Day 9: When was the last time an indie game made you feel guilty about your race, gender, or sexual identity? Were you more or less woke after you played it?

What was on my mind when I wrote this question:

1) The willingness of indie designers to include obvious and forthright political content in their designs

and

2) The knots indie folks tie themselves into as players, designers, readers and social media nanocelebrities

and

3) The hilarious typical reactions from trad folks who have been consuming their own games’ political content for so long that it’s the air they breathe.

I think #1 is awesome and entirely fucking optional (nobody’s making you buy and play games from the #feminism anthology, you nitwits). I go through #2 all the time and sometimes I just have to laugh at myself. And having come from the world of #3, I’m all too sympathetic to just how casually accepted certain things are in mainstream RPGs.

As a long-time cishetwhite liberal sometimes-activist (no I don’t talk about this stuff much online; ask me sometime, I’ll be happy to share) I’ve got more than my share of liberal guilt. So my answer is: it happens to me all the time! But to badly paraphrase Eleanor Roosevelt, nobody can make you feel uncomfortably aware without your consent.

Not everyone wants discomfort in their games. Cool, no worries, you do you. Self-care is the most important thing. This is where that fun/rewarding line lies for me, though (talked about it a little bit yesterday). Games that can temporary manipulate your perspective and identity are a marvelous, safe way to explore your own discomfort.

So many examples of discomfort, all of which I consented to. Here are a few:

Carolina Death Crawl at a convention, ye gawds. I played it at home and we were even more careful than strangers had been. It’s a good game! Result: slightly more woke.

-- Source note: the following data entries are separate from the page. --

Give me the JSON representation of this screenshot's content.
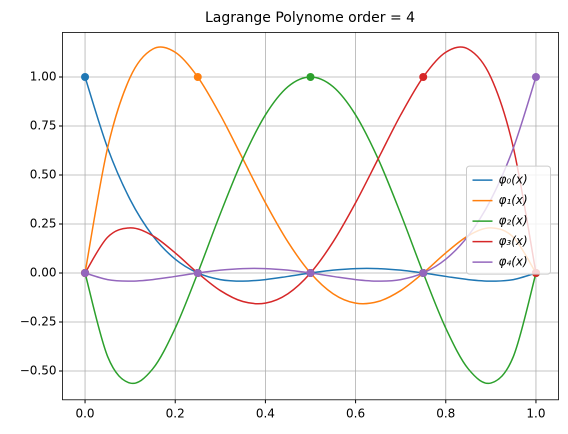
{
  "chart_data": {
    "type": "line",
    "title": "Lagrange Polynome order = 4",
    "x": [
      0,
      0.05,
      0.1,
      0.15,
      0.2,
      0.25,
      0.3,
      0.35,
      0.4,
      0.45,
      0.5,
      0.55,
      0.6,
      0.65,
      0.7,
      0.75,
      0.8,
      0.85,
      0.9,
      0.95,
      1
    ],
    "marker_x": [
      0,
      0.25,
      0.5,
      0.75,
      1
    ],
    "series": [
      {
        "name": "φ₀(x)",
        "color": "#1f77b4",
        "values": [
          1,
          0.6384,
          0.3744,
          0.1904,
          0.0704,
          0,
          -0.0336,
          -0.0416,
          -0.0336,
          -0.0176,
          0,
          0.0144,
          0.0224,
          0.0224,
          0.0144,
          0,
          -0.0176,
          -0.0336,
          -0.0416,
          -0.0336,
          0
        ],
        "marker_values": [
          1,
          0,
          0,
          0,
          0
        ]
      },
      {
        "name": "φ₁(x)",
        "color": "#ff7f0e",
        "values": [
          0,
          0.6384,
          0.9984,
          1.1424,
          1.1264,
          1,
          0.8064,
          0.5824,
          0.3584,
          0.1584,
          0,
          -0.1056,
          -0.1536,
          -0.1456,
          -0.0896,
          0,
          0.1024,
          0.1904,
          0.2304,
          0.1824,
          0
        ],
        "marker_values": [
          0,
          1,
          0,
          0,
          0
        ]
      },
      {
        "name": "φ₂(x)",
        "color": "#2ca02c",
        "values": [
          0,
          -0.4256,
          -0.5616,
          -0.4896,
          -0.2816,
          0,
          0.3024,
          0.5824,
          0.8064,
          0.9504,
          1,
          0.9504,
          0.8064,
          0.5824,
          0.3024,
          0,
          -0.2816,
          -0.4896,
          -0.5616,
          -0.4256,
          0
        ],
        "marker_values": [
          0,
          0,
          1,
          0,
          0
        ]
      },
      {
        "name": "φ₃(x)",
        "color": "#d62728",
        "values": [
          0,
          0.1824,
          0.2304,
          0.1904,
          0.1024,
          0,
          -0.0896,
          -0.1456,
          -0.1536,
          -0.1056,
          0,
          0.1584,
          0.3584,
          0.5824,
          0.8064,
          1,
          1.1264,
          1.1424,
          0.9984,
          0.6384,
          0
        ],
        "marker_values": [
          0,
          0,
          0,
          1,
          0
        ]
      },
      {
        "name": "φ₄(x)",
        "color": "#9467bd",
        "values": [
          0,
          -0.0336,
          -0.0416,
          -0.0336,
          -0.0176,
          0,
          0.0144,
          0.0224,
          0.0224,
          0.0144,
          0,
          -0.0176,
          -0.0336,
          -0.0416,
          -0.0336,
          0,
          0.0704,
          0.1904,
          0.3744,
          0.6384,
          1
        ],
        "marker_values": [
          0,
          0,
          0,
          0,
          1
        ]
      }
    ],
    "xlim": [
      -0.05,
      1.05
    ],
    "ylim": [
      -0.647,
      1.2276
    ],
    "xticks": [
      {
        "value": 0,
        "label": "0.0"
      },
      {
        "value": 0.2,
        "label": "0.2"
      },
      {
        "value": 0.4,
        "label": "0.4"
      },
      {
        "value": 0.6,
        "label": "0.6"
      },
      {
        "value": 0.8,
        "label": "0.8"
      },
      {
        "value": 1,
        "label": "1.0"
      }
    ],
    "yticks": [
      {
        "value": -0.5,
        "label": "−0.50"
      },
      {
        "value": -0.25,
        "label": "−0.25"
      },
      {
        "value": 0,
        "label": "0.00"
      },
      {
        "value": 0.25,
        "label": "0.25"
      },
      {
        "value": 0.5,
        "label": "0.50"
      },
      {
        "value": 0.75,
        "label": "0.75"
      },
      {
        "value": 1,
        "label": "1.00"
      }
    ],
    "grid": true,
    "legend": "right"
  }
}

Dog Eat Dog, really an interesting experience but I’ve been studying colonialism and the indigenous experience a lot for my own work. Result: same woke as before, impressed at the procedural design though.

Night Witches is super interesting insofar as my own reaction to introducing my local friends to it. I’ve run it more for strangers than at home (which I know Jason Morningstar advises against, sort of) although it’s been mostly fine for me: I get to be a good performative liberal and really play up gross men being gross. But I tied myself up in knots for three months when I wanted to run it for people I actually know. Feel free to speculate as to why I’m so weird about it. Result: different-woke. Suspicious of my own motives.

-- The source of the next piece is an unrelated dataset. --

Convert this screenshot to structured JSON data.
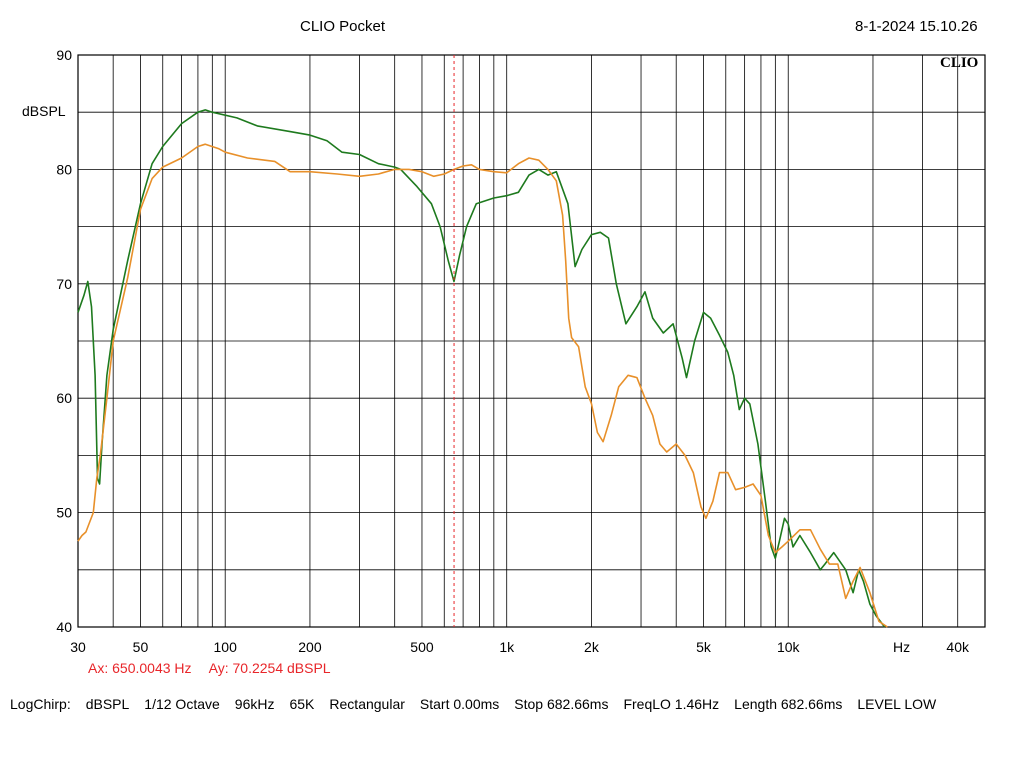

Sagas of the Icelanders is an awesome political exercise insofar as it’s also a shitton of fun. I first ran this for a table of five: my wife and two couples. The women played women, the men played men, and afterward everyone had had an awesome time and felt deeply embarrassed. One of the players said “I really wanted to represent my gender well,” to which what can you say? The game is designed so nobody can represent their gender well. Result: more woke because it did prompt a great gender discussion with people who never, ever talk about that stuff.

So I guess what I’m saying is that I think it’s actually a really good thing that it’s such a cliche that indie folks tie themselves into knots when it comes to politics in their gaming. That means it’s out in the open, not casually accepted and left unexamined. Some of the knot-tying is pure performance; I get that. A lot of it I think is sincere. I’m not persuaded that gaming can change the world that much, but you know… maybe? A few nudges here and there?

15 thoughts on “Day 9: When was the last time an indie game made you feel guilty about your race, gender, or sexual identity? Were you more or less woke after you played it?”

  1. I don’t see the guilt ever coming from the games*. In most cases that I’ve seen, the game exists, doing what it does, not designed to make people feel guilty, but instead to investigate certain issues. Then people come into contact with it and think it’s saying things about them and then bam, guilt.

    * Maybe not never, but I can’t think of any examples

  2. I tend to veer a bit away from these types of games. Games are my escapism so regular reminders of reality makes it blegh.

    But I’m totally interested in what people have to say on this topic so sub’d

  3. .sub for more introspective talk

    I think this question has seen the most pushback, but I’m not keyed into who’s-who in indie games as much as some, so my circles are limited. But I’m listening because I don’t think I’ve seen anything bad yet come from this list.

    But as I said, limited view and limited reach.

  4. Interesting! I think maybe your definition of “woke” is slightly broader than mine That in itself isn’t worth discussion, but it definitely gave you a lot more room to talk about what’s being raised in games, and the sliding scale of “challengingness.”

  5. First, I am glad my practice of fake quoting historical celebrities is being adopted by Mark Delsing. Second, guilt specifically is the product of a contrite heart falling short in the judgment of God or whatever repository of virtue the kids today squirm beneath the terror-inducing gaze of, Twitter, maybe. If the question had been about “awareness” of an injustice or “frustration” or “anger” at an unjust political reality, I certainly would have approached the question differently than I did with “guilt.”

  6. Micah, can you be specific about what you don’t like?

    Your one specific, AW‘s sex moves, argues that the only way to get to know someone is to have sex with them. But that’s not true. For one thing, you can get to know someone better at the end of every session. There are other ways, too.

    I find gendered ability score modifiers to be the least-satisfying way of addressing gender difference I can think of.